Was für mich aber keinesfalls in Frage kommt: Jemanden anzustecken oder zur Verbreitung beizutragen! Wenn Covid-19 mich erwischt, muss bei mir Schluss sein. Bereits seit dem 3. März besuche ich keine „Risikogruppen“ mehr in meinem Umfeld, das tut sehr weh. Aber dafür brauche ich keine staatlichen Hinweise. Bei den letzten Präsenzveranstaltungen an der Uni habe ich bereits Abstand gehalten, der Mundschutz liegt bereit, den werde ich überall tragen, wo ich anderen in geschlossenen Räumen begegne. Sollte ich irgendwelche Symptome verspüren oder von einem Risikokontakt erfahren, gehe ich konsequent in Quarantäne, dazu brauche ich keinen Anruf vom Gesundheitsamt.
Ich nehme mir also die Freiheit, über mein eigenes Risiko mit Covid-19 selbst zu bestimmen und ich werde alles tun, jedem anderen diese Freiheit auch zu lassen. So ist das mit der Freiheit nach meinem Verständnis gedacht. Wenn wir das alle so machen, kann jeder mit seiner eigenen Angst frei umgehen – und solange wir nicht in Ländern wie den USA leben, besteht zur Panik ohnehin kein Anlass.
Damit zu den Zahlen: Meine Meinung, dass „R<1“ die einzig valide Strategie ist, hat sich nicht geändert. Wie man die am besten erreicht, welche Lebensbereiche wir dazu einschränken müssen und welche Hilfsmittel (Tracking, Reporting, Testing) uns fehlen, um von den – ohne jeden Zweifel übertriebenen – Maximalmaßnahmen herunter zu kommen, ist aus meiner Sicht leider unbeantwortet.

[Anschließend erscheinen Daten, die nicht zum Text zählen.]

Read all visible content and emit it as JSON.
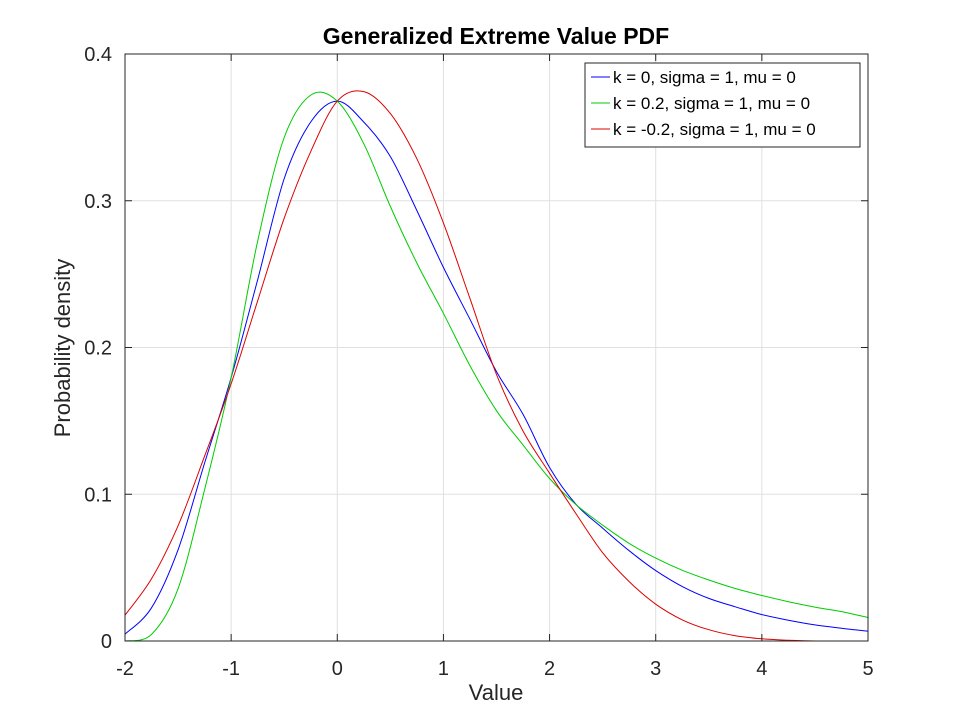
{
  "chart_data": {
    "type": "line",
    "title": "Generalized Extreme Value PDF",
    "xlabel": "Value",
    "ylabel": "Probability density",
    "xlim": [
      -2,
      5
    ],
    "ylim": [
      0,
      0.4
    ],
    "xticks": [
      "-2",
      "-1",
      "0",
      "1",
      "2",
      "3",
      "4",
      "5"
    ],
    "yticks": [
      "0",
      "0.1",
      "0.2",
      "0.3",
      "0.4"
    ],
    "grid": true,
    "legend_position": "top-right",
    "x": [
      -2,
      -1.75,
      -1.5,
      -1.25,
      -1,
      -0.75,
      -0.5,
      -0.25,
      0,
      0.25,
      0.5,
      0.75,
      1,
      1.25,
      1.5,
      1.75,
      2,
      2.25,
      2.5,
      2.75,
      3,
      3.25,
      3.5,
      3.75,
      4,
      4.25,
      4.5,
      4.75,
      5
    ],
    "series": [
      {
        "name": "k = 0, sigma = 1, mu = 0",
        "color": "#0000ff",
        "values": [
          0.0046,
          0.0226,
          0.0622,
          0.1213,
          0.1794,
          0.2463,
          0.3151,
          0.3537,
          0.3679,
          0.3536,
          0.3301,
          0.2933,
          0.2546,
          0.2192,
          0.1836,
          0.1545,
          0.1182,
          0.093,
          0.0769,
          0.0615,
          0.048,
          0.0371,
          0.029,
          0.0233,
          0.018,
          0.0142,
          0.011,
          0.0087,
          0.0067
        ]
      },
      {
        "name": "k = 0.2, sigma = 1, mu = 0",
        "color": "#00cc00",
        "values": [
          0.0,
          0.0045,
          0.0357,
          0.1032,
          0.1793,
          0.2726,
          0.3431,
          0.372,
          0.3679,
          0.3388,
          0.2961,
          0.2575,
          0.2233,
          0.1876,
          0.1569,
          0.1336,
          0.1107,
          0.0929,
          0.079,
          0.0665,
          0.0565,
          0.0482,
          0.0416,
          0.0358,
          0.031,
          0.0268,
          0.0231,
          0.02,
          0.016
        ]
      },
      {
        "name": "k = -0.2, sigma = 1, mu = 0",
        "color": "#dd0000",
        "values": [
          0.0176,
          0.0424,
          0.0786,
          0.126,
          0.1752,
          0.2319,
          0.2881,
          0.3336,
          0.3679,
          0.3744,
          0.3594,
          0.3286,
          0.2849,
          0.2333,
          0.1816,
          0.1431,
          0.1143,
          0.0866,
          0.0602,
          0.0405,
          0.0251,
          0.0144,
          0.0077,
          0.0036,
          0.0015,
          0.0005,
          0.0,
          0.0,
          0.0
        ]
      }
    ]
  }
}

Insofern sehe ich es sehr skeptisch, dass bereits jetzt einige Dinge wieder zugelassen werden, denn wir haben immer noch „R>1“.
Heute anbei daher die Infiziertenverläufe, also der Frühindikator für die kommenden Wochen. Die sind in Folge der Einschränkungen in Europa und auch in den USA rückläufig, aber weder lange genug, noch flach genug, um Auflockerungen zu begründen, sofern es keine validen Erkenntnisse gibt, dass man nur Dinge zulässt, die geringe Übertragungswahrscheinlichkeiten haben – oder dass man sich auf Regionen begrenzt, in denen die Ausbreitung gering ist. Die steilsten Kurven haben UK und die USA. Hier müsste man eher über eine Verschärfung nachdenken oder zusätzliche, weit effektivere Maßnahmen finden.

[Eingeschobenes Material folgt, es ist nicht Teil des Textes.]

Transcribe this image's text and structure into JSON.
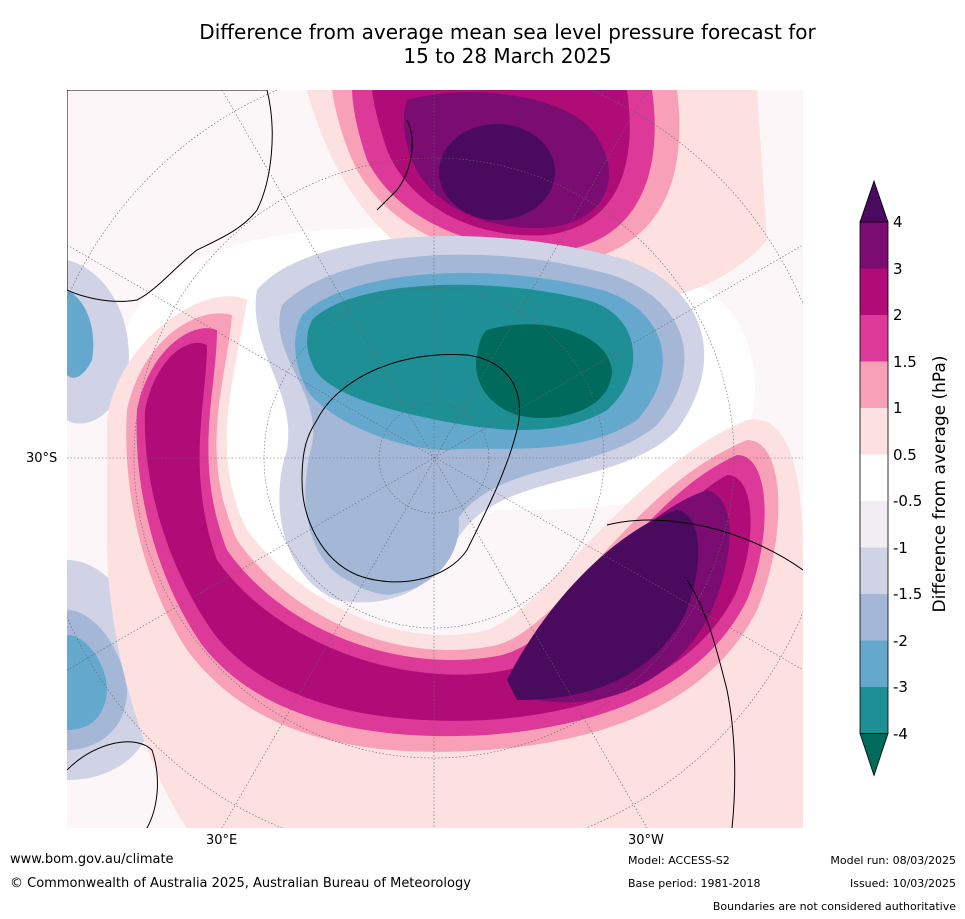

Wie oft erwähnt: Wenn dieses Lockerungstheater uns nun eine Verschlechterung bringt, dauert es nur länger und wird richtig zäh. Eine große zweite Welle sehe ich noch nicht, dafür stehen wir überall noch genug auf der Bremse, aber es könnte trotzdem ein Fehler sein, der den Schritt zu mehr Normalität nur weiter nach hinten legt. Hoffentlich bereuen wir im Sommer nicht, was wir im Frühling getan haben.
Daher für die Freunde von Bierdeckeln ein Vorschlag: Stell dir vor, es ist Exit und keiner geht raus. Wir müssen uns doch nicht alles vom Staat vorschreiben lassen – habe ich hier so oft gehört?!